Hardly. The truth is it was two months of pre-production and then 140
hours of material and then we cut it. And if you think about the
elements in this film, you've got five or six front characters you have
to empathize with, otherwise you don't care about any of it. You've got
a whole chorus that you can't lose sight of in the background.
You've got four music videos that have to be placed, not arbitrarily but
so they're actually commenting on what's going on. You've got five songs
that have to be tracked all the way through to a concert, so when they
step up to sing [James Brown's] "I Feel Good" you're on the edge of your
seat thinking it's going to be a car crash. That's really manufactured.
We are quite manipulative with the audience about how we actually get
you to that point. We've got two deaths to put in there as well. I mean,
one is difficult enough; but then a second one, that'd feel like,
frankly, an anti-climax, to make that really matter as well.

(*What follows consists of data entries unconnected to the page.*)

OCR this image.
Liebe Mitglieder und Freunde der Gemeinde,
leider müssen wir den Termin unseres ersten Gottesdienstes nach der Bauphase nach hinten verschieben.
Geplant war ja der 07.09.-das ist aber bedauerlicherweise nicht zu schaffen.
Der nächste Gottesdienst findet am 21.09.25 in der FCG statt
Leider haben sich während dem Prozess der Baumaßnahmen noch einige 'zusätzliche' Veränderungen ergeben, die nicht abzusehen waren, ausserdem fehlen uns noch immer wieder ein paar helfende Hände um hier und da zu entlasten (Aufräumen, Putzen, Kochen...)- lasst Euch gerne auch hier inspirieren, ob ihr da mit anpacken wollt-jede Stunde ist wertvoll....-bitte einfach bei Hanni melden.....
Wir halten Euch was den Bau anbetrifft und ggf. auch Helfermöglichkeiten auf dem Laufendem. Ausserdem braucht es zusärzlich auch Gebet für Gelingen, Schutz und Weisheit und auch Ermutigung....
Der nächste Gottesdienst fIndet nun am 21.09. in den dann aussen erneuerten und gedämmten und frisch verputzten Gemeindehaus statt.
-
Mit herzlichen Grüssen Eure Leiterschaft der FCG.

It's very interesting that if you deconstruct it, you only have three
interviews, three moments where we interview Joe, the second guy who
dies in the film, but you think you know him, and when he dies, it
matters. But actually if you take any of those out or position them
differently, you don't even know that he dies, it's not quite clear who
he is or that he's died. So all of that has to be carefully and
painstakingly constructed out of 140 hours into a film that this
reviewer said is so simple — which is a great compliment, in a way.
There's a huge amount going on underneath that, of actually one million
doors and which is the right door that doesn't lead to a million more
but takes you in the right [direction]. This could have been a disaster
easily, actually, and it's wonderful to us to see that for whatever
reason, at least for most people, it seems to be working.